I just reread Gabrielle Hamilton’s luscious memoir Blood, Bones & Butter. On the surface, it’s the story of a life defined by food.

But delve deeper. At its heart, it’s the story of how Hamilton, owner of New York’s Prune restaurant (http://www.prunerestaurant.com/), buys and cooks and serves food to recapture some of her most precious memories.

I think we all — to some extent — do the same.

Waiting for the fishing boat to come in. That’s my big boy in the foreground, wondering what his daddy and sister have caught. (And what we’re going to be eating for dinner!)

A few years ago, my husband and I rented a house on Okracoke Island in North Carolina (http://www.ocracokeisland.com/). We took our sons, my husband’s daughter and my parents for a week of seaside breezes, sandy floors and sunburned noses. It was one of my favorite vacations … not because of anything we did, but because the pace was so perfectly slow and delicious.

One day, my husband and stepdaughter rented a spot on a deep-sea fishing boat and spent the day in the gulfstream. About 5 p.m., my boys and I wandered down to the fishing docks and waited for the boat to come in. We snacked on French fries, beer (me) and sodas (them) while an Island native played acoustic covers of 1970s ballads. (It doesn’t get much better than listening to Dave Mason’s “We Just Disagree” while you’re holding a beer, breathing salt air and listening to seagulls cry overhead.)

The fishing boat arrived on time and promptly spit out my husband, his daughter … and a 60-pound Amberjack.

No question of what was for dinner that night! We got the fish gutted, scaled and filleted, then stopped at the Okracoke general store for some fresh corn, potatoes and tomatoes. When we got back to the house, everyone pitched in to create the freshest fish chowder we’d ever eaten.

We haven’t returned to Okracoke since that trip. But I can conjure up the very essence of that vacation by making my seafood chowder. It’s a dish we often eat in the summer: The kids get a taste of vegetables they might otherwise wrinkle their noses at; we all get healthy doses of protein and essential fatty acids. I make it for family dinners and for dinner parties. In fact, it’ll be the main course at my book club this week.

But those are just the side benefits. The real reason I love my fish chowder is for what it represents. It recreates — for just a moment — a week of seaside breezes, sandy floors, sunburned noses …

… and family.

Seafood Chowder

This — like so many recipes — is infinitely adaptable. Use whatever vegetables, spices, herbs and broths you have on hand; use any kind of fish or seafood, or forego the protein entirely. In the years since our Okracoke trip, I’ve added shrimp and chicken sausages to the mix. However you decide to make it, be sure to season with salt and pepper and to taste as you go.

Heat 2-3 tablespoons olive oil in a Dutch oven until shimmery. Add 1 chopped onion, 1 chopped fennel bulb, 1 chopped red pepper, and 2-3 peeled and chopped carrots to the pot. Saute until the onion is translucent.

Add 3-4 finely minced garlic cloves and a generous pinch of saffron. Stir for 30 seconds to 1 minute.

Add 1 to 2 medium-size, diced Yukon Gold or red-skin potatoes (I never peel them) and 2 to 3 chopped tomatoes. (You can substitute a 14.5-ounce can of diced tomatoes if you’d like.) Pour in 1/2 cup red or white wine and 4 cups chicken broth.

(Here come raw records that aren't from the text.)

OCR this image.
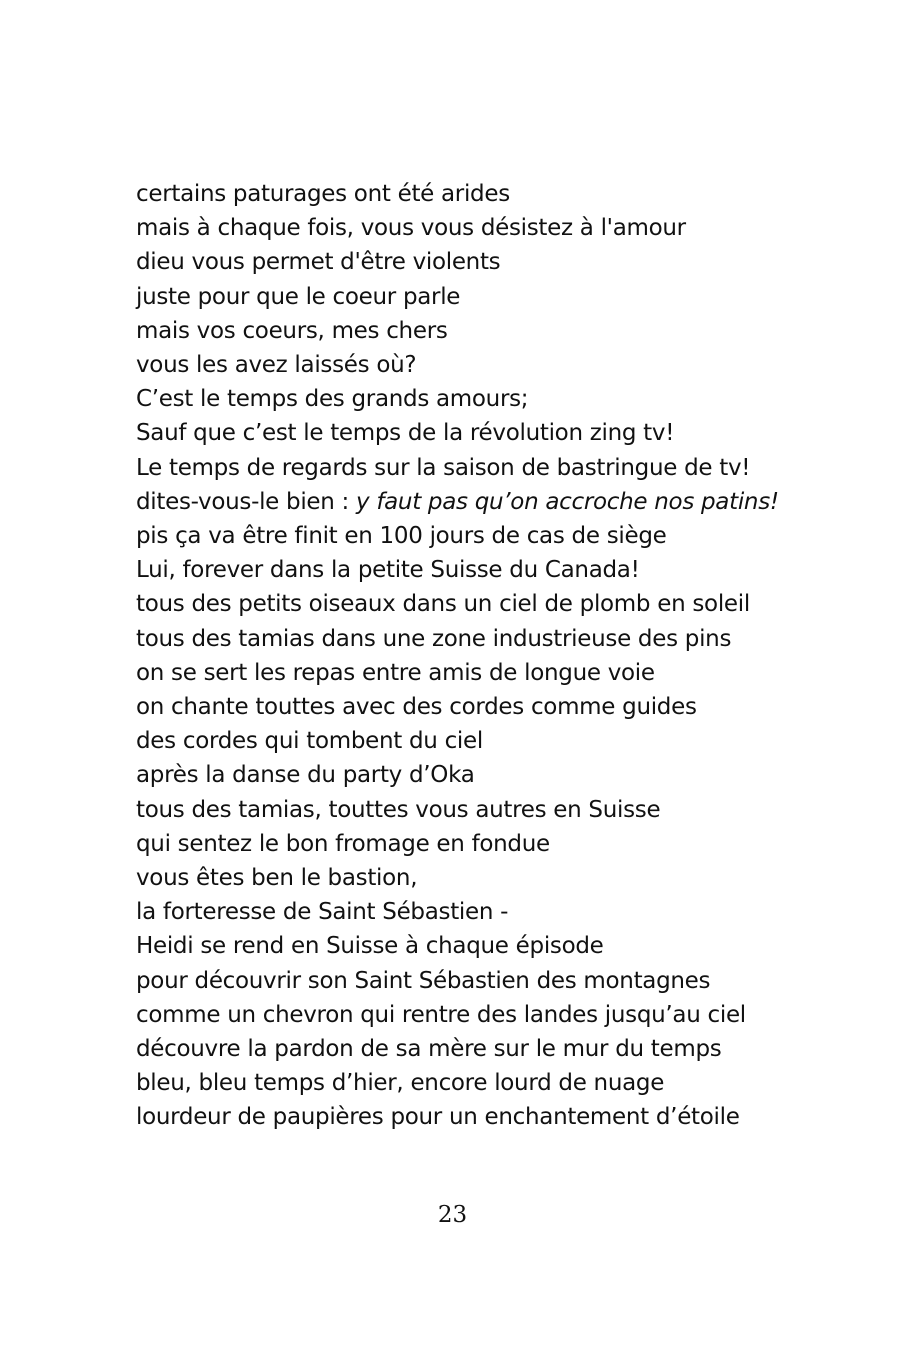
certains paturages ont été arides
mais à chaque fois, vous vous désistez à l'amour
dieu vous permet d'être violents
juste pour que le coeur parle
mais vos coeurs, mes chers
vous les avez laissés où?
C’est le temps des grands amours;
Sauf que c’est le temps de la révolution zing tv!
Le temps de regards sur la saison de bastringue de tv!
dites-vous-le bien : y faut pas qu’on accroche nos patins!
pis ça va être finit en 100 jours de cas de siège
Lui, forever dans la petite Suisse du Canada!
tous des petits oiseaux dans un ciel de plomb en soleil
tous des tamias dans une zone industrieuse des pins
on se sert les repas entre amis de longue voie
on chante touttes avec des cordes comme guides
des cordes qui tombent du ciel
après la danse du party d’Oka
tous des tamias, touttes vous autres en Suisse
qui sentez le bon fromage en fondue
vous êtes ben le bastion,
la forteresse de Saint Sébastien -
Heidi se rend en Suisse à chaque épisode
pour découvrir son Saint Sébastien des montagnes
comme un chevron qui rentre des landes jusqu’au ciel
découvre la pardon de sa mère sur le mur du temps
bleu, bleu temps d’hier, encore lourd de nuage
lourdeur de paupières pour un enchantement d’étoile
23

Bring everything to a boil, then reduce the heat and simmer for 20 to 30 minutes, or until your vegetables are soft and the flavors have developed.

Turn off the heat. (Yes, turn it off! Your soup is hot enough to cook what’s coming.) Stir in 3-4 white fish fillets that have been cut into chunks; at least 1 cup corn kernels (frozen if you can’t get fresh) and a handful of fresh herbs. Cover the pot for a couple of minutes so the fish cooks.

Before serving, squeeze in the juice of half a lemon or orange. Serve with lots of crusty bread and a saffron aioli if desired.